The states are fighting a losing battle in that they cannot realistically hope to save the Federal government from itself, no matter what they try.

Some states, particularly those with limited arable land/rural population to counter the now inevitable collapse of many urban centers, will lose in the sense of not being able to make it on their own.

In calculating the odds, you should always look at the dividends as well. Many people still don't understand that the choice is now "liberty or death". Big brother cannot fulfill those promises of security in exchange for freedom. Lean on the Federal government, and you will only fall into the practically inconceivable hole it has dug for itself.

So, yes. It's worth making sacrifices to do "the right thing" simply because the alternative is losing everything.

Terry Morris said...

Chiu, you wrote:

"The states are fighting a losing battle in that they cannot realistically hope to save the Federal government from itself, no matter what they try."

Yes, the union is lost in all but appearances now. And I sincerely hope that the states are not attempting, in their Tenth Amendment Resolutions and other such measures, to save it, but to save themselves from going down with it.

You wrote:

"Some states, particularly those with limited arable land/rural population to counter the now inevitable collapse of many urban centers, will lose in the sense of not being able to make it on their own."

Agreed.
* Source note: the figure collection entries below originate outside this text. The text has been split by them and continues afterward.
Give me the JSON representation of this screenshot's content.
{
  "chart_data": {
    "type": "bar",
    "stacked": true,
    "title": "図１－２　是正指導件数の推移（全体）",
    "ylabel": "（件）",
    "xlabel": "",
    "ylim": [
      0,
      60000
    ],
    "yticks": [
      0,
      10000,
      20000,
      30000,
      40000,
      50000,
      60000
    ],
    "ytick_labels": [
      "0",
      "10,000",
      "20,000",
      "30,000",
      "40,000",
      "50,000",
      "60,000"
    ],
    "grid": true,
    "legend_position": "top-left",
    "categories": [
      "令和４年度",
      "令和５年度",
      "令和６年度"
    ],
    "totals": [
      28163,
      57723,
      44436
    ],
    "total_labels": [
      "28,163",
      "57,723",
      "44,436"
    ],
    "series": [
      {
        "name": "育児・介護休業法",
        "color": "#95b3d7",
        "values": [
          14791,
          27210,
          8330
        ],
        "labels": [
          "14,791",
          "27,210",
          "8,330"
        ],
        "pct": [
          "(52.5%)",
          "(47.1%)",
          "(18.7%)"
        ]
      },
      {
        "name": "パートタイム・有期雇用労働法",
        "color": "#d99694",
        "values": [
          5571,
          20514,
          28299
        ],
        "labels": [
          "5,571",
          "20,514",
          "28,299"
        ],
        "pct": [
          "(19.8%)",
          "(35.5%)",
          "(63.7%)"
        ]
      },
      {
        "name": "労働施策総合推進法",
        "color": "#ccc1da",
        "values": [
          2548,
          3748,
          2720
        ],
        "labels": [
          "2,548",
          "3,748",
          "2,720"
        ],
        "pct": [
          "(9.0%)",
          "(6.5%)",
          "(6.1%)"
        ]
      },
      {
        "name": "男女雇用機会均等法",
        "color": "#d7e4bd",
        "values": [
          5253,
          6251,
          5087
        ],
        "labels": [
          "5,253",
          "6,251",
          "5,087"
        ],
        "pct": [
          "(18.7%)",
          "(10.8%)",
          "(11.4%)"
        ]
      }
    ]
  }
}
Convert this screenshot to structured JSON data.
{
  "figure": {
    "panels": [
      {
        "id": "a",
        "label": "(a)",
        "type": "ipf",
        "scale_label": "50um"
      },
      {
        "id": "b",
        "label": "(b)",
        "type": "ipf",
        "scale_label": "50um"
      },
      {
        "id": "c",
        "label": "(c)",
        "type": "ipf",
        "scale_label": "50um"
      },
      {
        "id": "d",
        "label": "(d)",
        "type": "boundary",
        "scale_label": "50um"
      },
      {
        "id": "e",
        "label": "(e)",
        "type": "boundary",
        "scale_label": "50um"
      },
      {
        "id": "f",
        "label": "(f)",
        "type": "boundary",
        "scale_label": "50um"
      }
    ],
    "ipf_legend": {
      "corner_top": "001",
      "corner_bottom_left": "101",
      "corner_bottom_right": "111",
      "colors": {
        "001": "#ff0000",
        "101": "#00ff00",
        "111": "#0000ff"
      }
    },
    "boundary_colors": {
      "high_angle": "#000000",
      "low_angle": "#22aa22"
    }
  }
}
As has been said before, the population centers are nothing more than centers of dependency all around.

You wrote:

"In calculating the odds, you should always look at the dividends as well. Many people still don't understand that the choice is now "liberty or death". Big brother cannot fulfill those promises of security in exchange for freedom. Lean on the Federal government, and you will only fall into the practically inconceivable hole it has dug for itself."

Agreed.

You wrote:

"So, yes. It's worth making sacrifices to do "the right thing" simply because the alternative is losing everything."

Well, I'm not really a follower of Emmanuel Kant whom I think is attributed with the saying that people ought to do the "right thing" simply because it is the "right thing," or some such. But for me, the "right thing" to do in this case is to make a contribution to the salvation of what is conceivably savable.

chiu_chunling said...

Well, I've never been able to see how any choice is "right" if it doesn't benefit the chooser. But then, I'm one of those people who think "moralistic" atheism is the stupidest philosophy ever.

On the other hand, I believe that all sentient individuals have the intrinsic power to choose how to define "benefit". As long as a choice reflects accurate presentiment of desired consequences, I will not call it wrong.

But the truth is that most people who choose the primrose path are deceived as to the end thereof. They haven't desired what they shall receive, usually they were just too damn lazy to look ahead. I have no problem calling that kind of choice wrong.

Call Me Mom said...

When I say "the right thing", I generally, mean, doing that which honors life.

chiu_chunling said...

I usually mean that too...based on the observation that life is usually desired rather than the alternatives, once people understand the issues clearly.

But I prefer to focus on the tension between truth and deception because it is more central to the questions of cybernetics. Basically like choosing metric rather than English units of measure to solve a physics problem. If one reduces morality to a cybernetic basis, it is possible (though not easy) to derive positive solutions to problems that usually rely on revealed truth for answers.

Not that I don't trust revelation...well, okay, I kinda don't. But only because I don't actually "trust" anything. I only even believe in my own existence because I'm unable to make any sense out of the proposition that I don't exist. But even if I did trust revelation as an infallible source of moral truth, I'd probably like being able to back it up with cybernetics.